ForMaD 24.10.2013 - Kernideen und Dialogisches Lernen
Der große Hörsaal des MG1 bot gerade Platz genug für die vielen Interessierten am Beitrag "Kernideen und Dialogisches Lernen" von Prof. Dr. sc. math. Peter Gallin, der extra aus Zürich angereist war.
Schon in den 1990er-Jahren hat Gallin zusammen mit dem Kollegen Urs Ruf aus der Germanistik die Idee des "Dialogischen Lernens" entwickelt. Mittlerweile findet sich dieser Ansatz in vielen deutschprachigen Schulen in der Praxis, aber auch in Forschungs- und Entwicklungsprojekten (SINUS, SINUS-Transfer etc.) wieder.
Gallin verstand es, seinem Publikum den Spiegel vorzuhalten und die eigene und fremde 'Mathematikschädigungen' bewusst zu machen. Nicht nur in der Schule, sondern auch im Alltag tritt oft ein völlig verkürztes und damit unbrauchbares Verständnis von Mathematik an den Tag, das allein aus algorithmischen Handlungsanweisungen oder Formeln besteht, die man abarbeitet. Lehrpersonen werden zur Rolle des 'Vormachens' dieser Handlungen verführt. Der Mensch, so mahnt Gallin, wird aber durch Algorithmen entmündigt.
Was läuft also falsch und wie kann man den größten Fallen in der Gestaltung von Lernanlässen begegnen?
Das Schlüsselwort ist das von Gallin und Ruf geschaffene Kunstwort 'Kernidee'. Diese umreißen Stoffgebiete zunächst vage. Sie fordern die Lernenden zu sachbezogenem Handeln auf.
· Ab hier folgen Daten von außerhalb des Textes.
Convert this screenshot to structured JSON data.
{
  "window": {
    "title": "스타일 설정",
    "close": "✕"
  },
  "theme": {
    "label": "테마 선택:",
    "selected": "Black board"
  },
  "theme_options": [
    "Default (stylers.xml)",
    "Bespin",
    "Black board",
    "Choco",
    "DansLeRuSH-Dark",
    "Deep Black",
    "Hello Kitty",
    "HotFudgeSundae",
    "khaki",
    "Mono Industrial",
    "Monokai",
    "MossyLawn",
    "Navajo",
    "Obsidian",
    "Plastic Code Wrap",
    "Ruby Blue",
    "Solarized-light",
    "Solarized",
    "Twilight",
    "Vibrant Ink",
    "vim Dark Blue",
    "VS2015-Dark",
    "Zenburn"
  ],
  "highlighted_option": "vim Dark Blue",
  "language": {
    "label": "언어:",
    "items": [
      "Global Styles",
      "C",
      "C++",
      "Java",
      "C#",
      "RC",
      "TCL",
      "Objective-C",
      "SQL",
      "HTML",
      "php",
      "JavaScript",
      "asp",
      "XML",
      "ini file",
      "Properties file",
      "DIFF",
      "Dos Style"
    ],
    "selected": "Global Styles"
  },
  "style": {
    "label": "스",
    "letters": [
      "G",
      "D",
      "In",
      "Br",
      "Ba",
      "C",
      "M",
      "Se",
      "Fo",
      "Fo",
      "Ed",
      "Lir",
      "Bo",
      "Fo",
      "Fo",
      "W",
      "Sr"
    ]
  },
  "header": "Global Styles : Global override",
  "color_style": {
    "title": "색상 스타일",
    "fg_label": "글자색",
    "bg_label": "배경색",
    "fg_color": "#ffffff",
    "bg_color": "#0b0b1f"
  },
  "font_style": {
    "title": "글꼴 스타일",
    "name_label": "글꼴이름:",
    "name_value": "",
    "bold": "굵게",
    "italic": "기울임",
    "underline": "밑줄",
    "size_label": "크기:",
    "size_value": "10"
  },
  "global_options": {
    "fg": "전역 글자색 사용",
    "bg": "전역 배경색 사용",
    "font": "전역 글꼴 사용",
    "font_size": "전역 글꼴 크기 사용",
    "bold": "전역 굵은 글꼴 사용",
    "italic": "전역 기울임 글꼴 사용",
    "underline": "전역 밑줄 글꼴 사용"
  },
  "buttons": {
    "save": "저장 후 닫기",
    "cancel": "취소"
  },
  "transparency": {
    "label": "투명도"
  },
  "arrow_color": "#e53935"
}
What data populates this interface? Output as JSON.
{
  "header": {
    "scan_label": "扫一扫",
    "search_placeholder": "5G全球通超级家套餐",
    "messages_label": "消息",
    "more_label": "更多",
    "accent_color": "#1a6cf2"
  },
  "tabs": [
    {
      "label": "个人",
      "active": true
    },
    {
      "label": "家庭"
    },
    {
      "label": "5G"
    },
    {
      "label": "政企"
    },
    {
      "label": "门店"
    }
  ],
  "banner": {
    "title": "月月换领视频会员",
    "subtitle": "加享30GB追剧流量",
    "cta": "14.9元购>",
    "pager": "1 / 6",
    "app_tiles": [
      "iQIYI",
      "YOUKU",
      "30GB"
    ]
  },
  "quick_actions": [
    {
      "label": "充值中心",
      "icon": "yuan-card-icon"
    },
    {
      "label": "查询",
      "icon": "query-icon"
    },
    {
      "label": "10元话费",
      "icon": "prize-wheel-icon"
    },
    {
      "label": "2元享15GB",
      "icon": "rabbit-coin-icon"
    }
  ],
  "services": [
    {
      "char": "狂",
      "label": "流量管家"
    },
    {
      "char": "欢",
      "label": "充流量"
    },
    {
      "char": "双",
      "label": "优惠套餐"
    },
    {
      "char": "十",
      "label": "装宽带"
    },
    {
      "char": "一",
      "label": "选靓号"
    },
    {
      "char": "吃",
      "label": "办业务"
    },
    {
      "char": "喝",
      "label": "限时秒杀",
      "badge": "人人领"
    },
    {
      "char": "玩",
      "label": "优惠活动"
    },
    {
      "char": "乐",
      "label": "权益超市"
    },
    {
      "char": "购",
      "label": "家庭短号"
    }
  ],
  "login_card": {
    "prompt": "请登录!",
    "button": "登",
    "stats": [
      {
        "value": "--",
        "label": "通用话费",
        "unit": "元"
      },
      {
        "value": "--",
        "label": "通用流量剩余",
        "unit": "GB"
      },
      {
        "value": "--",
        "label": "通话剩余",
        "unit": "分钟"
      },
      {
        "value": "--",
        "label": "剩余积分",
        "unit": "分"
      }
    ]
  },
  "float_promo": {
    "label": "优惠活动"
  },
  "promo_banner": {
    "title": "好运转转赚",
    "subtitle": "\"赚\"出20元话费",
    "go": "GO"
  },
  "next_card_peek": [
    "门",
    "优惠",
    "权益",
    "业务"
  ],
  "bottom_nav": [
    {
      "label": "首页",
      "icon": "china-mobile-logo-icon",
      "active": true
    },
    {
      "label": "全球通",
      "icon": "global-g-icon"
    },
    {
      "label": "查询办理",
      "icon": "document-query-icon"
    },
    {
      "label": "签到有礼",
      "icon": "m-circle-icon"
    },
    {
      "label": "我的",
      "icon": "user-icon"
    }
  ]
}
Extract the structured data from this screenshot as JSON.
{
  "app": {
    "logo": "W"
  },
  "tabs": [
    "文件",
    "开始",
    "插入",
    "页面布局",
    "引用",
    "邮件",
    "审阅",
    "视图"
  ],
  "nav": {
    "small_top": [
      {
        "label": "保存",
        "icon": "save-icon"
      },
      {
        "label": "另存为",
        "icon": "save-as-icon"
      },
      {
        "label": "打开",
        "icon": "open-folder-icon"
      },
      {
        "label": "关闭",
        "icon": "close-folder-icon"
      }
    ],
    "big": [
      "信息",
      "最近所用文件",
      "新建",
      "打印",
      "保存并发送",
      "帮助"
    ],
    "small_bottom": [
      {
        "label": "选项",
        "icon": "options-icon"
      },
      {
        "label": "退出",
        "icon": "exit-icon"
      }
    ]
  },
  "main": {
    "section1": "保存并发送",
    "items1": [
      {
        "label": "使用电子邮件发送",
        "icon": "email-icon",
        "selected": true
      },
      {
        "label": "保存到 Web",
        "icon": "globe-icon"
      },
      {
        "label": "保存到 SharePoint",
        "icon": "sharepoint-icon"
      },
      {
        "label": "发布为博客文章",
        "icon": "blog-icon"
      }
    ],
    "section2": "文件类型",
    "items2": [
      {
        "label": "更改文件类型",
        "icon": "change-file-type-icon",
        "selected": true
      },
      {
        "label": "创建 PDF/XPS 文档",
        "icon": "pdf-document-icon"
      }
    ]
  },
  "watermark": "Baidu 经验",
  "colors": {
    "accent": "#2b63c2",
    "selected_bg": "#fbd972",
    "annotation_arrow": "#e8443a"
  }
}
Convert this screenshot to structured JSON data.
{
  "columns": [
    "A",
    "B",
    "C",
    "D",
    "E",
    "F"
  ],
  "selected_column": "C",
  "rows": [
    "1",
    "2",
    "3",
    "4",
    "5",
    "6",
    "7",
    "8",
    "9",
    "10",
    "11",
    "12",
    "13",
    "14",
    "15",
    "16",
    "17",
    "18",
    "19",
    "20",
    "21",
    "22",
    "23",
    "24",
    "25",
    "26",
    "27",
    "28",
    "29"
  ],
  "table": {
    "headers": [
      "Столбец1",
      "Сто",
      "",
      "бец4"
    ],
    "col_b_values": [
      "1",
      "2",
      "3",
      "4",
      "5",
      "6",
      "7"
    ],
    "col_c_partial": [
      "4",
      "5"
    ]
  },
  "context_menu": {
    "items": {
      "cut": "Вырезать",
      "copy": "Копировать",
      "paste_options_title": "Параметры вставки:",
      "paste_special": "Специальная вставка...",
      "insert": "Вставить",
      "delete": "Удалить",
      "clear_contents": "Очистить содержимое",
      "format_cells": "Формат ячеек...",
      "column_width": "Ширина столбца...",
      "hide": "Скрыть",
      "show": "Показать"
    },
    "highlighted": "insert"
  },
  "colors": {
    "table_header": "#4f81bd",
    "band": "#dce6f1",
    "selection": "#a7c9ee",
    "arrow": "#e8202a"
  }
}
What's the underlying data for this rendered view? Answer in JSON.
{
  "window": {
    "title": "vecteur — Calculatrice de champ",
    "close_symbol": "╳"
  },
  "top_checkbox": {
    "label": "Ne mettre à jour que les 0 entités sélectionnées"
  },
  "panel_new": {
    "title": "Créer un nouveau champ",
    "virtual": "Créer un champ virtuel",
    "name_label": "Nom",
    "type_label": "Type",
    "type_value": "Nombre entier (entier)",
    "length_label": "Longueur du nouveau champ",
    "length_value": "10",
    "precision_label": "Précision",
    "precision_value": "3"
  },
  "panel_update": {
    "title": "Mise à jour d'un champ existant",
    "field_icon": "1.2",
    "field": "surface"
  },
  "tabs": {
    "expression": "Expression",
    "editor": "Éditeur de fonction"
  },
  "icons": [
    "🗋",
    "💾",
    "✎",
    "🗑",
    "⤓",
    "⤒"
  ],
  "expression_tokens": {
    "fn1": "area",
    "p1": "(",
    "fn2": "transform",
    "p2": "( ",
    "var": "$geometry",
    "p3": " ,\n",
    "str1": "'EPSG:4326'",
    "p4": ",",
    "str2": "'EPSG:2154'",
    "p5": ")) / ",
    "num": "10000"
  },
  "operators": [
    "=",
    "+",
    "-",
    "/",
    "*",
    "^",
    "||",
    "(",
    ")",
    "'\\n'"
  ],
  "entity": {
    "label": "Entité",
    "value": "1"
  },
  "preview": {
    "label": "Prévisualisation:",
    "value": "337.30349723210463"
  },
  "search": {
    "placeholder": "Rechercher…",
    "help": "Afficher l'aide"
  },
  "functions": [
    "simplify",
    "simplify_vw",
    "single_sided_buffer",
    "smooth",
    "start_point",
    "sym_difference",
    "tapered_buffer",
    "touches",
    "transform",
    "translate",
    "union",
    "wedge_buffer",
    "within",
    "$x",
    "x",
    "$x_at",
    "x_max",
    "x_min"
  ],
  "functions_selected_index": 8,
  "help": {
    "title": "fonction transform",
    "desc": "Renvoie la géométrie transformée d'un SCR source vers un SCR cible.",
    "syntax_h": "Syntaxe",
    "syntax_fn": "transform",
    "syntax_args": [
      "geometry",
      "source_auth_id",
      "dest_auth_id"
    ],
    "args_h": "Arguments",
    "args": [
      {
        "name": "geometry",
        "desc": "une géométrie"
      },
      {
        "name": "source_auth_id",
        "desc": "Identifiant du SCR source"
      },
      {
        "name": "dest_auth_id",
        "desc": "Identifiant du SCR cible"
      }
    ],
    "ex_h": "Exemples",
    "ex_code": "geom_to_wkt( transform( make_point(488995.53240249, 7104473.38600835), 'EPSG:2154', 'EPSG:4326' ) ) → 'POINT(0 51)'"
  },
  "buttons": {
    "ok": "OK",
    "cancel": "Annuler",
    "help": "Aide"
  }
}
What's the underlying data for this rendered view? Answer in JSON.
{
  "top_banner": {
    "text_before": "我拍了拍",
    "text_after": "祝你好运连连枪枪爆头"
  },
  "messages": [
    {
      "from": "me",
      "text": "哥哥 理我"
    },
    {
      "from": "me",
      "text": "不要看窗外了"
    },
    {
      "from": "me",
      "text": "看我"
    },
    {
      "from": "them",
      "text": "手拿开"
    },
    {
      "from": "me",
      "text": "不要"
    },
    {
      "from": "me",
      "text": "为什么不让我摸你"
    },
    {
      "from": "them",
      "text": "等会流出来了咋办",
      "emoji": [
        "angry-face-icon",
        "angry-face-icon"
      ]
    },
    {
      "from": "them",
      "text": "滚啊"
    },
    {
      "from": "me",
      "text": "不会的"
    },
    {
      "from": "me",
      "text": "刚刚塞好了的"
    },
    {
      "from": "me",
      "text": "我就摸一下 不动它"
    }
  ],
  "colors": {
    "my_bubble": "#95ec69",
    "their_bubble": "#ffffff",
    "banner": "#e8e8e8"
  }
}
Wichtig ist in einem ersten Schritt die 'provokative Wirksamkeit' der schulischen Stoffe ans Licht zu heben, sich der Kernideen also bewusst zu werden. Die Lernenden treten dann mit der Idee in einen Dialog, der durch tatsächliche Dialoge mit Mitschülerinnen und Mitschülern ergänzt werden kann. Jede und jeder verfolgt zu Beginn ganz individuellen, singulären Ansätzen, die durch Moderation der Lehrperson auch mit den mathematischen Regeln und Normen, also dem Regulären, in Dialog treten. Die Heterogenität wirkt dabei, so Gallin, der auch Physik studiert und unterricht hat, als 'Potentialdifferenz' wie eine Energiequelle. Von besonderer Bedeutung im dialogischen Lernen ist, dass die Schülerinnen und Schüler ihr Tun in einem Lernjournal dokumentieren. Diese Dokumente oder auch von der Lehrperson gezielt zusammengestellte Ausschnitte können dann wiederum Gegenstand dialogischer Auseinandersetzung werden.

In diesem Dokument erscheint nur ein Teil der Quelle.